Earlier this month, at the J.P. Morgan Healthcare Conference, Pfizer CEO Albert Bourla said respiratory syncytial virus (RSV) vaccine Abrysvo was a “bad launch” for the company.
On a Tuesday conference call, as the drugmaker reported fourth-quarter Abrysvo sales of $515 million, Pfizer execs shared muted enthusiasm for the recent progress the company has made with its rollout.
When asked what market share Pfizer could achieve in 2024—versus its 35% showing in 2023—company officials dodged the question.
“We’re very focused going forward on retail contracting for the 2024-25 season,” said Amir Malik, Pfizer’s new U.S. commercial officer. “We’re going to also focus on new opportunities that we’re currently studying with Abrysvo—adults age 18 and older with underlying medical conditions.”
Pfizer's CEO Bourla added that the company is focused on increasing Abrysvo’s market share by establishing RSV vaccination as a year-round “discussion.”
Abrysvo’s sales were up from $375 million in the third quarter, but they're tracking behind sales of GSK’s Arexvy. That rival shot, which won FDA approval about a month before Pfizer's offering, generated 709 million pounds ($860 million) in the third quarter. The British company reports its fourth-quarter results tomorrow.
“The RSV market holds substantial promise, but Abrysvo faces tough competition from GSK’s Arexvy,” wrote Lee Brown, global sector lead for healthcare at Third Bridge, who termed Abrvsvo’s fourth-quarter performance as “positive.”
Before Pfizer reported its numbers, Zacks analysts predicted Abrysvo would generate $510 million for the period.
Meanwhile, Pfizer is “encouraged” by early sales of Abrysvo as a maternal vaccine, Malik said. Women in weeks 32 through 36 of their pregnancies can protect their soon-to-be-born babies. Approval in that indication came in August.
“More than 65% of women prefer to get the maternal vaccine versus having their infant immunized by a monoclonal antibody, and we think that the label provides us the opportunity to grow that segment as well,” Malik said.
As Pfizer plots its strategy for 2024, it’s clear the company is focused on oncology. Of Pfizer's list of priorities (PDF, slide 6) for the year, “achieving world-class oncology leadership,” is placed first.

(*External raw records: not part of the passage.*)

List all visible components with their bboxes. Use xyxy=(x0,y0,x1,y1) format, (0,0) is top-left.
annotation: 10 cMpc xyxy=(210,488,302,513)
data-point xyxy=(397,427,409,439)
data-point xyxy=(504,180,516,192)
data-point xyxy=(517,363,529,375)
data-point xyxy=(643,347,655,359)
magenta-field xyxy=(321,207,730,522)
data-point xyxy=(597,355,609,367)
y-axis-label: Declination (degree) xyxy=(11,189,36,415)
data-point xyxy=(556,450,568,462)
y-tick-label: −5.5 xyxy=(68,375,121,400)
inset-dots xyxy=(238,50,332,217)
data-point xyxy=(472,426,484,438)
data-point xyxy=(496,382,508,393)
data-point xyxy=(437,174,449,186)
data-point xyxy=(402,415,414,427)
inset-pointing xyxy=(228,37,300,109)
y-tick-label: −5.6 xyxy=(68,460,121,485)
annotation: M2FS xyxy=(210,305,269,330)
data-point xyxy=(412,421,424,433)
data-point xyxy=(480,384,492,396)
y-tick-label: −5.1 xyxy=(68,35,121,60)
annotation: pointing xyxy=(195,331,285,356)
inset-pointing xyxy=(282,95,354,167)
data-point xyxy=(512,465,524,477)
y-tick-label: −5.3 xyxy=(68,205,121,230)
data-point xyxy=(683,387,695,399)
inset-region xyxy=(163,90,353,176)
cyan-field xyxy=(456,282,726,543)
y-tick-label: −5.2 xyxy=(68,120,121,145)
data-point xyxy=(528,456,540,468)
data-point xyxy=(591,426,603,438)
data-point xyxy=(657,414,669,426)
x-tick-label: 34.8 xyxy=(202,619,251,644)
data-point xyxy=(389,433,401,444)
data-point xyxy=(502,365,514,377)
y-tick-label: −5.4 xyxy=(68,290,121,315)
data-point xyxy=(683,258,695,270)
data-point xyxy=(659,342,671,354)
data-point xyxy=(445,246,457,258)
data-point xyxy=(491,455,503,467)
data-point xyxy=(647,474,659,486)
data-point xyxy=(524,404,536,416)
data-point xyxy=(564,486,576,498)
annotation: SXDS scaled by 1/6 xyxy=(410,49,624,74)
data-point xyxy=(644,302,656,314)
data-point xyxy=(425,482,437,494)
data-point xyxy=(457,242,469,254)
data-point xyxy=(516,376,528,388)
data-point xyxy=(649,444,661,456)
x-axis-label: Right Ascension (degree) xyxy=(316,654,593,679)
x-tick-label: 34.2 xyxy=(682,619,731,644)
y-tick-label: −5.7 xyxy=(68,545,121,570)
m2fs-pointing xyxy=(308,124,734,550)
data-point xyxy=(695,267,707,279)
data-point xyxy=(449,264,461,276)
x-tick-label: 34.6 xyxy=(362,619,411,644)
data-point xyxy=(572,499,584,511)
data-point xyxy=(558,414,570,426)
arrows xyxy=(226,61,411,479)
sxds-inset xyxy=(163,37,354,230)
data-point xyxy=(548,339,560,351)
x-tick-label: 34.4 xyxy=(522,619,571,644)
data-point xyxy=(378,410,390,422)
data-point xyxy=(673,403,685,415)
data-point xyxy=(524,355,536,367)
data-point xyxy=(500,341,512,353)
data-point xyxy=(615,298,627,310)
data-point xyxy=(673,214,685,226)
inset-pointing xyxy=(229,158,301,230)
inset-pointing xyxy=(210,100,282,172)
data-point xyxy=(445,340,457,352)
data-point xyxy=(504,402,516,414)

Pfizer’s recently completed $43 billion acquisition of antibody-drug conjugate specialist Seagen doubles the size of its pipeline, which has the potential to deliver “at least eight potential blockbuster products by 2030,” Pfizer said.
The company also expects to gin up sales of Seagen’s already approved products, pointing to its U.S. commercial infrastructure which is three times larger than that of the Seattle biotech. That effort begins with the launches of Seagen’s Padcev and Xtandi in new indications.
Another priority Pfizer mapped out for 2024 is to deliver a “next wave of pipeline innovation.” These include its fourth-generation pneumococcal vaccine and its development of COVID/flu and RSV vaccine combos.
Pfizer’s third priority is to maximize the “performance of our new products,” and there are many after a fruitful 2023 in which the company gained a record nine FDA approvals. In addition to a pair of age-group endorsements for Abrysvo, Pfizer won approvals for multiple myeloma drug Elrexfio, OPKO-partnered growth failure treatment Ngenla and first-in-class alopecia therapy Litfulo.
Also approved were ulcerative colitis drug Velsipity, which came by way of Pfizer’s 2022 acquisition of Arena Pharmaceuticals for $6.7 billion, and nasal spray migraine therapy Zavzpret, which arrived by way of Pfizer’s $11.6 billion buyout of Biohaven, which also brought soon-to-be blockbuster migraine drug Nurtec.
Another highlight from Pfizer’s earnings report was the better-than-expected sales of COVID vaccine Comirnaty, which came in at $5.36 billion for the quarter, helping the company reach $14.25 billion in revenue for the period and $58.5 billion for 2023.
On the downside, sales of pneumococcal vaccine Prevnar came in at $1.61 billion for the quarter, down 8% from the same period in 2022. The company blamed lower demand and “unfavorable timing of customer orders.”
As for 2024 guidance, Pfizer sees revenue reaching between $58.5 and $61.5 billion, including $8 billion from COVID product sales and $3.1 billion from products acquired in the Seagen deal.
After closure of the buyout on Dec. 14, fourth-quarter revenue included $120 million in Seagen product revenue, chief financial officer David Denton said.
“We believe Pfizer's growth will accelerate as the company is now more focused on innovative drugs and vaccines,” Edward Jones healthcare analyst John Boylan wrote. “The company has research and development expertise and strong product diversification. Profit from the COVID-19 vaccine should further strengthen the company's financial position and allow for investment in internal drug development and acquisitions.”